Race and gender complexity in the 2024 Maryland School Report Card
The 2024 Maryland School Report Card includes school-by-school and district-by-district data, including demographics. As examples, we'll look at the two westernmost districts, Garrett and Allegany counties.
Both default to the At a Glance tab, which shows Garrett's total enrollment of 3,455, Allegany's of 8,205.
Click on the Demographics tab, then scroll down beneath the bar graph to click on Show Table. Throughout the site, the tables are easier to read and have more exact numbers than the default bar graphs, so keep Showing Tables as you go.
(Why relatively crude bar graphs, not the more informative tables, are the default display would be a good question for the designers at the Maryland Department of Education. The math deficiencies chronicled in the Report Card may have something to do with it. Many of my undergraduate students, all voting and taxpaying adults, claim discomfort even at the sight of numbers.)

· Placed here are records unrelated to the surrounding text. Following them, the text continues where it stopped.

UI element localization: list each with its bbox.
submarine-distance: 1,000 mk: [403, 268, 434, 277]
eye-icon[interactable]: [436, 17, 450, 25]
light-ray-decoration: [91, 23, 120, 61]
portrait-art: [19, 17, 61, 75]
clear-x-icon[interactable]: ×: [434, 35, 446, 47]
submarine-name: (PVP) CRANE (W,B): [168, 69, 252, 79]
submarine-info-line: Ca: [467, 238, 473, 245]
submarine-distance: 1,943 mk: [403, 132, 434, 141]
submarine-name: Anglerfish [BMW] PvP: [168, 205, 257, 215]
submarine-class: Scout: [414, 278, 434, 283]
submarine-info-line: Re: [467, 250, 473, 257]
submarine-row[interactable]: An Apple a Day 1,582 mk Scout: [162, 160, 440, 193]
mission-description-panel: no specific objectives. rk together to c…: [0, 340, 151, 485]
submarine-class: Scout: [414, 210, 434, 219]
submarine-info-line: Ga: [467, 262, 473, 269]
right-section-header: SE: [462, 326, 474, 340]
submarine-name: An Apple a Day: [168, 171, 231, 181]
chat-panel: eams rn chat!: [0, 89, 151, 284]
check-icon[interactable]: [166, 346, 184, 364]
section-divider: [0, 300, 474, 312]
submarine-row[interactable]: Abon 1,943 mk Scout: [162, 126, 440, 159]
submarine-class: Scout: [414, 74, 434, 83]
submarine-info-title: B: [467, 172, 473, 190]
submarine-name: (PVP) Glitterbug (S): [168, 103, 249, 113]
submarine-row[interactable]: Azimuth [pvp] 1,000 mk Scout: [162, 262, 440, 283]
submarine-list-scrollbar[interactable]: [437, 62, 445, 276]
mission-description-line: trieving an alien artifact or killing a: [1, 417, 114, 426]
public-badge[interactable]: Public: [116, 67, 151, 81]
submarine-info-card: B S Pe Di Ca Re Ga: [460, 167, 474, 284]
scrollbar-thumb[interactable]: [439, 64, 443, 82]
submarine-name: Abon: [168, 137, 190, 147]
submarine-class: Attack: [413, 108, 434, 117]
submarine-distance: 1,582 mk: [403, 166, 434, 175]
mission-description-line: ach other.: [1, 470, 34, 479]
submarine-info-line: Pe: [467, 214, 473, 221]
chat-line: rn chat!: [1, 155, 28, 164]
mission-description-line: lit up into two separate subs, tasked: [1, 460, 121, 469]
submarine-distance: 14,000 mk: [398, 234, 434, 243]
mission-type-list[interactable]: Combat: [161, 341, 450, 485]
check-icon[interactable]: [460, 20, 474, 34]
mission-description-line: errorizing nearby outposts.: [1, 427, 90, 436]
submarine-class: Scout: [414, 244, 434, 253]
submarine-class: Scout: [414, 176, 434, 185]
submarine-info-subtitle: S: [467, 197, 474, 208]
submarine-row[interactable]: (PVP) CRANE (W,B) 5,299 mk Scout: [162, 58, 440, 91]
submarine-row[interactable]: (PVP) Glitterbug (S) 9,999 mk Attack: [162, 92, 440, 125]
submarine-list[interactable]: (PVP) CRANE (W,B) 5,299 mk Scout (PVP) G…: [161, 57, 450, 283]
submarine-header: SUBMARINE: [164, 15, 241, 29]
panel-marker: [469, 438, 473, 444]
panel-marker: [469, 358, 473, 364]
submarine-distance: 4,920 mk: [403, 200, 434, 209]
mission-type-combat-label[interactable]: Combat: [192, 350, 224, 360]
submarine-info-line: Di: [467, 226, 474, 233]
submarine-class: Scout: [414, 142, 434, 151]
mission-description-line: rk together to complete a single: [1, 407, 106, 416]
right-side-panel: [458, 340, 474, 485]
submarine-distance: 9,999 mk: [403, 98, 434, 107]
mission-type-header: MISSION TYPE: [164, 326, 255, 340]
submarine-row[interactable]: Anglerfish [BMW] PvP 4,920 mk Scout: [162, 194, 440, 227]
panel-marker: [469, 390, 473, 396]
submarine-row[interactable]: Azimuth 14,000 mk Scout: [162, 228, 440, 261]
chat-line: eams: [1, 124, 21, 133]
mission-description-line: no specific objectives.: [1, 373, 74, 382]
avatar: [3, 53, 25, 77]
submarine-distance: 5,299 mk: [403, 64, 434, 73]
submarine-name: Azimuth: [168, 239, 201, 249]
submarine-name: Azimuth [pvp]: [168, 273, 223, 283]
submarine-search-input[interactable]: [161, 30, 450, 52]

After you've Shown Table, you can start selecting the drop-down menus under Filters. If you start with Gender, you see this:
Note that Non-Binary is not an option on the Report Card--though the site does provide some hints in that direction.
Consider: In Garrett County, the reported number of girls and the reported number of boys are 1,700 and 1,755, respectively, which sum to 3,455, exactly the total reported enrollment. To my Depression-era parents, this would have been unremarkable.
In Allegany County, however, the reported number of girls and the reported number of boys are 3,916 and 4,285, respectively, which sum to 8,201. That's four short of the total enrollment of 8,205.
This almost-invisible gap only widens as one moves east. In Washington County, the next district over, the total of girls plus boys is seven short of the total enrollment. In the next district, Frederick County, the sum of girls and boys falls 31 students short of the total.
Statewide, the difference is 591 out of 890,137 students. That's both an infinitesimal percentage and a lot of kids.
Speculation: Is this gap in the Report Card data a de facto report of the number of students, by district, who self-identify as non-binary?
If so, one would expect this gap to keep widening, year after year, until the Report Card gives in and adds a third gender category. That might encourage many students to declare their non-binary status, at least on enrollment paperwork.
We're already seeing this happen in another of the Report Card's drop-down menus, the Race & Ethnicity filter.
That 2+ (neatly alphabetical on the list, if you spell out the numeral) means two or more races--multiracial, if you will.
In both Garrett and Allegany, 2+ is the second biggest racial category
after White. Self-identifying as multiracial are 85 Garrett students and
621 Allegany students, 2.5 percent and 7.6 percent of the respective
totals.
To my Depression-era parents in systemically racist South Carolina, publicly acknowledging such a thing would have been unthinkable, however obvious the evidence all around. In the 21st century, that stigma is vanishing fast, in part because routine government documents now allow us to check that extra box--and what's more commonplace, really, than a routine government document?
More gender options would have a similar stigma-shedding effect, should government documents start allowing them.
It's worth remembering that the Maryland School Report Card includes data only for public K-12 schools, not private schools, and not for kids who are homeschooled. How open are those environments to racial and gender diversity? The public can only guess.